Chief Inspector Chen Ciao heads the special crimes unit, which is charged with handling "political" crimes. These are crimes that might reflect badly on the Communist Party of China. Corruption. Baby stealing. That sort of thing. Normal crimes normally don't land on the desks of this unit. But on one night, the discovery of a body in a canal lands in the unit. Normally, the case would be handed off shortly. But an old Communist Party Cadre, Commissar Zhang, feels the crime has political ramifications, and so it stays.
But Chen Ciao is not just a policeman, he is also a published poet and translator. He has been placed into the police bureau because it is a useful job. He struggles with his purpose. He enjoyed the academic life, but feels drawn to doing the job of a policeman well. One of the pleasures of the book are the literary sidetracks that the Inspector delves into.
Eventually, the body is discovered to be that of a national model worker. This is a person who is set up by the Communist Party to be a role model in a relatively ordinary job. Her job is to live up to the ideals of the Communist Party, and to do so publicly. In addition to her duties as the manager of a department at a large store, she spends much time at various conferences throughout China, representing the perfect Chinese Party worker.

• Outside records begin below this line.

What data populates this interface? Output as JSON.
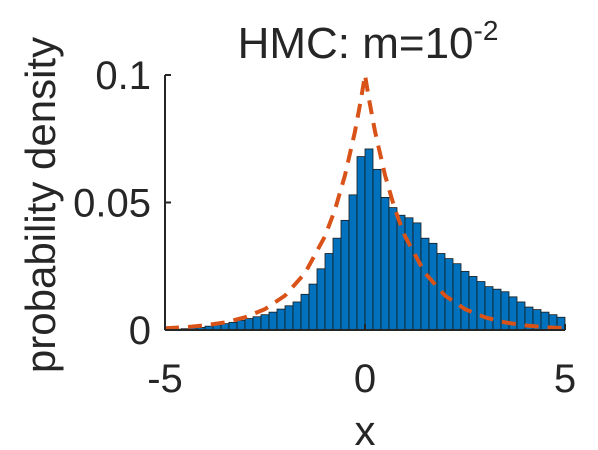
{
  "chart_data": {
    "type": "bar",
    "title_main": "HMC: m=10",
    "title_exponent": "-2",
    "xlabel": "x",
    "ylabel": "probability density",
    "xlim": [
      -5,
      5
    ],
    "ylim": [
      0,
      0.1
    ],
    "x_ticks": [
      -5,
      0,
      5
    ],
    "x_tick_labels": [
      "-5",
      "0",
      "5"
    ],
    "y_ticks": [
      0,
      0.05,
      0.1
    ],
    "y_tick_labels": [
      "0",
      "0.05",
      "0.1"
    ],
    "grid": false,
    "legend": "none",
    "bin_width": 0.2,
    "bin_centers": [
      -4.9,
      -4.7,
      -4.5,
      -4.3,
      -4.1,
      -3.9,
      -3.7,
      -3.5,
      -3.3,
      -3.1,
      -2.9,
      -2.7,
      -2.5,
      -2.3,
      -2.1,
      -1.9,
      -1.7,
      -1.5,
      -1.3,
      -1.1,
      -0.9,
      -0.7,
      -0.5,
      -0.3,
      -0.1,
      0.1,
      0.3,
      0.5,
      0.7,
      0.9,
      1.1,
      1.3,
      1.5,
      1.7,
      1.9,
      2.1,
      2.3,
      2.5,
      2.7,
      2.9,
      3.1,
      3.3,
      3.5,
      3.7,
      3.9,
      4.1,
      4.3,
      4.5,
      4.7,
      4.9
    ],
    "series": [
      {
        "kind": "histogram",
        "values": [
          0.0002,
          0.0003,
          0.0005,
          0.0008,
          0.001,
          0.0015,
          0.002,
          0.0025,
          0.003,
          0.0038,
          0.0045,
          0.0052,
          0.006,
          0.007,
          0.0082,
          0.0095,
          0.011,
          0.014,
          0.018,
          0.024,
          0.03,
          0.036,
          0.043,
          0.053,
          0.068,
          0.071,
          0.063,
          0.052,
          0.048,
          0.045,
          0.044,
          0.042,
          0.036,
          0.034,
          0.03,
          0.028,
          0.026,
          0.023,
          0.021,
          0.019,
          0.017,
          0.016,
          0.015,
          0.013,
          0.011,
          0.009,
          0.008,
          0.007,
          0.006,
          0.005
        ],
        "color": "#0072BD"
      },
      {
        "kind": "density-line",
        "style": "dashed",
        "color": "#D95319",
        "x": [
          -5,
          -4.5,
          -4,
          -3.5,
          -3,
          -2.5,
          -2,
          -1.5,
          -1,
          -0.75,
          -0.5,
          -0.25,
          -0.1,
          0,
          0.1,
          0.25,
          0.5,
          0.75,
          1,
          1.5,
          2,
          2.5,
          3,
          3.5,
          4,
          4.5,
          5
        ],
        "y": [
          0.0007,
          0.0011,
          0.0018,
          0.003,
          0.005,
          0.0082,
          0.0135,
          0.0223,
          0.0368,
          0.0472,
          0.0607,
          0.0779,
          0.0905,
          0.1,
          0.0905,
          0.0779,
          0.0607,
          0.0472,
          0.0368,
          0.0223,
          0.0135,
          0.0082,
          0.005,
          0.003,
          0.0018,
          0.0011,
          0.0007
        ]
      }
    ]
  },
  "colors": {
    "bar_fill": "#0072BD",
    "bar_edge": "#1a1a1a",
    "density_line": "#D95319",
    "axis": "#262626"
  }
}
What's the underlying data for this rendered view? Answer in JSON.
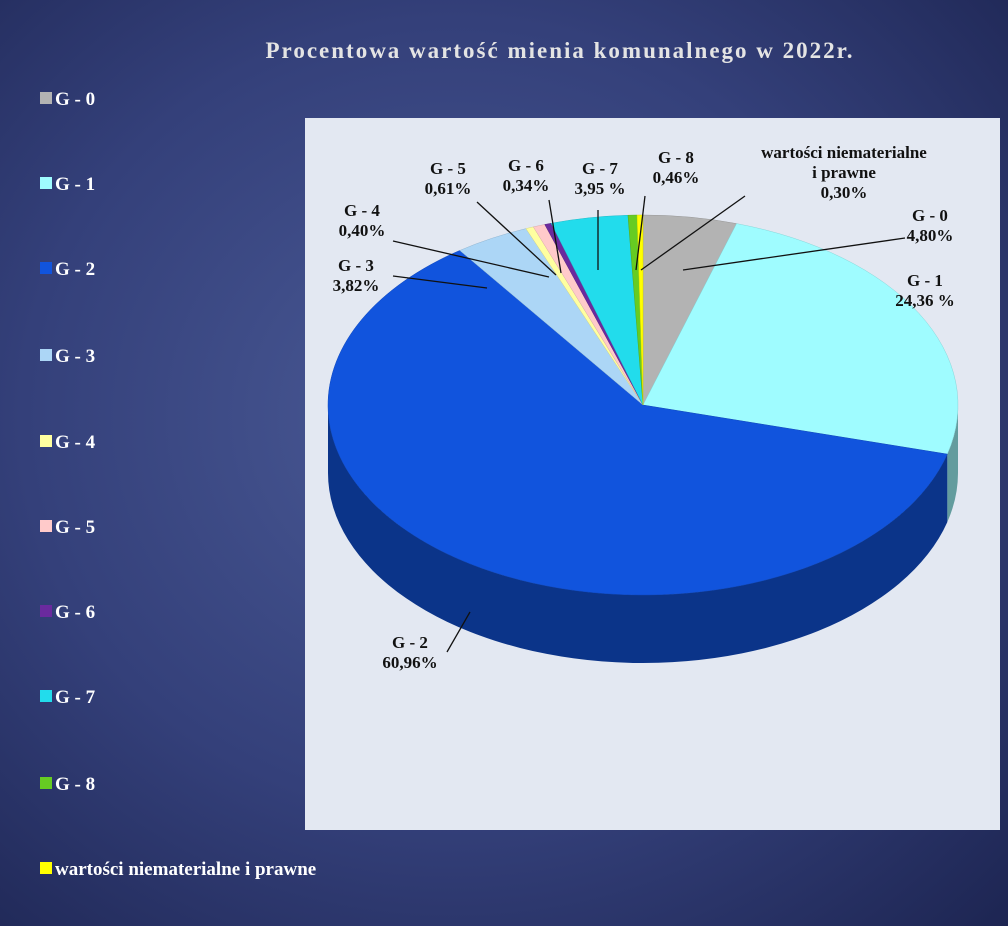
{
  "chart_data": {
    "type": "pie",
    "title": "Procentowa wartość mienia komunalnego w 2022r.",
    "categories": [
      "G - 0",
      "G - 1",
      "G - 2",
      "G - 3",
      "G - 4",
      "G - 5",
      "G - 6",
      "G - 7",
      "G - 8",
      "wartości niematerialne i prawne"
    ],
    "values": [
      4.8,
      24.36,
      60.96,
      3.82,
      0.4,
      0.61,
      0.34,
      3.95,
      0.46,
      0.3
    ],
    "value_labels": [
      "4,80%",
      "24,36 %",
      "60,96%",
      "3,82%",
      "0,40%",
      "0,61%",
      "0,34%",
      "3,95 %",
      "0,46%",
      "0,30%"
    ],
    "colors": [
      "#b3b3b3",
      "#9ffcff",
      "#1154dd",
      "#acd6f6",
      "#ffffa0",
      "#ffcaca",
      "#6a2a9e",
      "#22dcec",
      "#66cc22",
      "#ffff00"
    ],
    "legend": "left"
  }
}
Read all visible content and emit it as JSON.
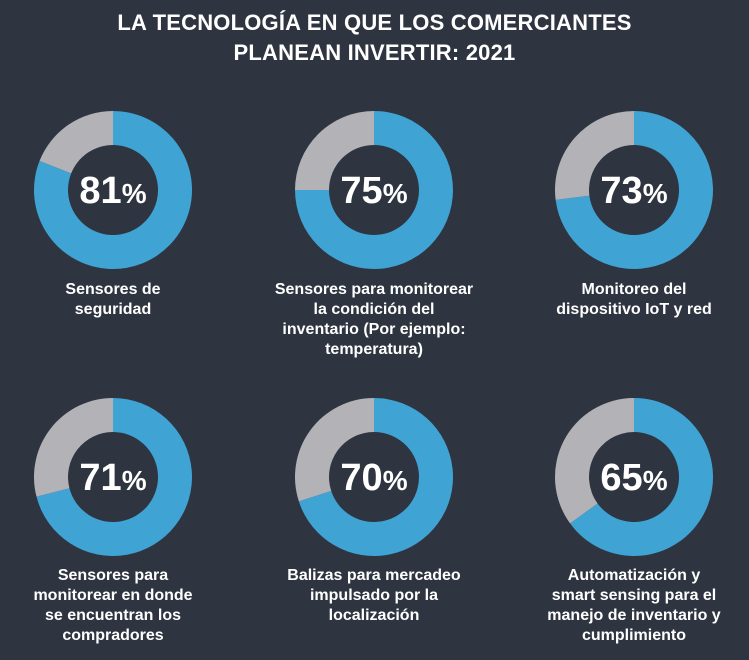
{
  "title_lines": [
    "LA TECNOLOGÍA EN QUE LOS COMERCIANTES",
    "PLANEAN INVERTIR: 2021"
  ],
  "colors": {
    "background": "#2f3540",
    "fill": "#3fa3d4",
    "remainder": "#b3b3b7",
    "text": "#ffffff"
  },
  "chart_data": [
    {
      "type": "pie",
      "value": 81,
      "unit": "%",
      "value_label": "81%",
      "label_lines": [
        "Sensores de",
        "seguridad"
      ]
    },
    {
      "type": "pie",
      "value": 75,
      "unit": "%",
      "value_label": "75%",
      "label_lines": [
        "Sensores para monitorear",
        "la condición del",
        "inventario (Por ejemplo:",
        "temperatura)"
      ]
    },
    {
      "type": "pie",
      "value": 73,
      "unit": "%",
      "value_label": "73%",
      "label_lines": [
        "Monitoreo del",
        "dispositivo IoT y red"
      ]
    },
    {
      "type": "pie",
      "value": 71,
      "unit": "%",
      "value_label": "71%",
      "label_lines": [
        "Sensores para",
        "monitorear en donde",
        "se encuentran los",
        "compradores"
      ]
    },
    {
      "type": "pie",
      "value": 70,
      "unit": "%",
      "value_label": "70%",
      "label_lines": [
        "Balizas para mercadeo",
        "impulsado por la",
        "localización"
      ]
    },
    {
      "type": "pie",
      "value": 65,
      "unit": "%",
      "value_label": "65%",
      "label_lines": [
        "Automatización y",
        "smart sensing para el",
        "manejo de inventario y",
        "cumplimiento"
      ]
    }
  ]
}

Initially, she is believed to have been so devoted that she never partook of normal rituals of life such as finding a husband. However, the police soon learn that she had been the mistress of Wu Xiaoming, the son of a prominent (but old and dying) Party cadre, and a rising star himself. It becomes apparent to the inspectors that Wu has committed the crime. But how do they prove this under China's Party policies and with Wu's family influence fighting them every step of the way?
When I picked up the book, I wasn't really sure how a mystery novel set in China would read. In addition to the normal police procedural, the book is a vivid portrayal of life in Communist China shortly after Tian An Men. If the book is even a remotely accurate picture of the country, I have learned much. Everything from who gets to drive cars, to what happened to young intellectuals during the Cultural Revolution, to what brings one into disfavor with the Party in the early 90s.
Check out the book. It's the best mystery novel I have read in a long time. And apparently others agreed as well. It was nominated for an Edgar award for Best First Novel last year.